Infrastructural investment opens up the doors for investors. It creates jobs, deliver development to rural communities and even boosts the economy. We cannot emphasize the impact of infrastructure on innovation and tech entrepreneurship. These challenges bring opportunity for infrastructure challenges as it is an avenue to build creative solutions just like some startups in Africa is already doing.
Entrepreneurs need an accommodating environment with adequate infrastructure to thrive. For technology business to flourish there is need for adequate ICT friendly infrastructure that will drive customer acquisition and growth. It can be discouraging and tough to innovate when there is no enabling infrastructure. With limited ICT infrastructure entrepreneurs will be unable to exploit the value of critical services like Data Centre, Hardware and cloud computing. These services generally help startups reduce costs and stay agile.
It is difficult to raise financial resources for infrastructure projects in a gradual unstable setting. However, Africans are innovative and entrepreneurial, and if they have a political will and an accountable government that has sound public-private-partnerships that are in the interests of the people, then Africa can look inward, to finance its own growth and find African solutions to its problems. These solutions have to guarantee revenue sustainability and long-term income generation plans.

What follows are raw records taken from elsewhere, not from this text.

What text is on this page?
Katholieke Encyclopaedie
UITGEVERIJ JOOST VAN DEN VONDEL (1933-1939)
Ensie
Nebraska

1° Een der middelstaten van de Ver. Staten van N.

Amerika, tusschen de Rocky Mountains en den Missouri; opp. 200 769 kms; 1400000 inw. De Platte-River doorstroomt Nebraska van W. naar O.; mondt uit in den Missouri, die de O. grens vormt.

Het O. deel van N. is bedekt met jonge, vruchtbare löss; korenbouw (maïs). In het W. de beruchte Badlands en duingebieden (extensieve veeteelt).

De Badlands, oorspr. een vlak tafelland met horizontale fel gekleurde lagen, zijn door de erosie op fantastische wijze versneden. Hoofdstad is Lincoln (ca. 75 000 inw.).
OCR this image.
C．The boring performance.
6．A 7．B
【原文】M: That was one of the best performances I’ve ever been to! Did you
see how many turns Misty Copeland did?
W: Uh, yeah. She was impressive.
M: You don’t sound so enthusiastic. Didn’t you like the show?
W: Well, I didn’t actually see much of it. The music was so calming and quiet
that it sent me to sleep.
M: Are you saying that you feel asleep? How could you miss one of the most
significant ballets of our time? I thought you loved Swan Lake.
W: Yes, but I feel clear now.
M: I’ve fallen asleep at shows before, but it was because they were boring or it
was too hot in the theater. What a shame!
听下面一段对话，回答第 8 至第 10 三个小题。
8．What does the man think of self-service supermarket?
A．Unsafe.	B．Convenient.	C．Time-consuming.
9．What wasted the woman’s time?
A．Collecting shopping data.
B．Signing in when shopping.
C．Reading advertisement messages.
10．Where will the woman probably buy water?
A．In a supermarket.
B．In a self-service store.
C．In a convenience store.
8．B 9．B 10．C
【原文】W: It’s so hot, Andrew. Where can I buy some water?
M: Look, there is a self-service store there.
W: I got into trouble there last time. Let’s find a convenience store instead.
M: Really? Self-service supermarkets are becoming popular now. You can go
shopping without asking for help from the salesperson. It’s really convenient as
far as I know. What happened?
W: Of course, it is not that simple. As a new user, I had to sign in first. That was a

An adequate transport system guarantees an integrated infrastructure network that will promote social and economic development. That means a safe and secure transport sector, improved rural access, infrastructure and mobility, improved public transport systems will increase the contribution of the transport sector to job creation in the continent. African transport regulators should encourage local and regional businesses to use railway infrastructure, rather than making use of the road network that will slow down the continent’s productivity and keep the costs of doing business and moving goods at a high rate.
Infrastructure has an encouraging effect on investment, innovation and tech entrepreneurship when it is available. A lot can be attained if African leaders will close the gap that infrastructure poses, even though tech entrepreneurs are developing innovative solutions without minding the lack of infrastructure. More jobs will be made readily available and the African economy will boom, if the government utilizes the advanced technologies from other countries to improve the infrastructural state of the continent.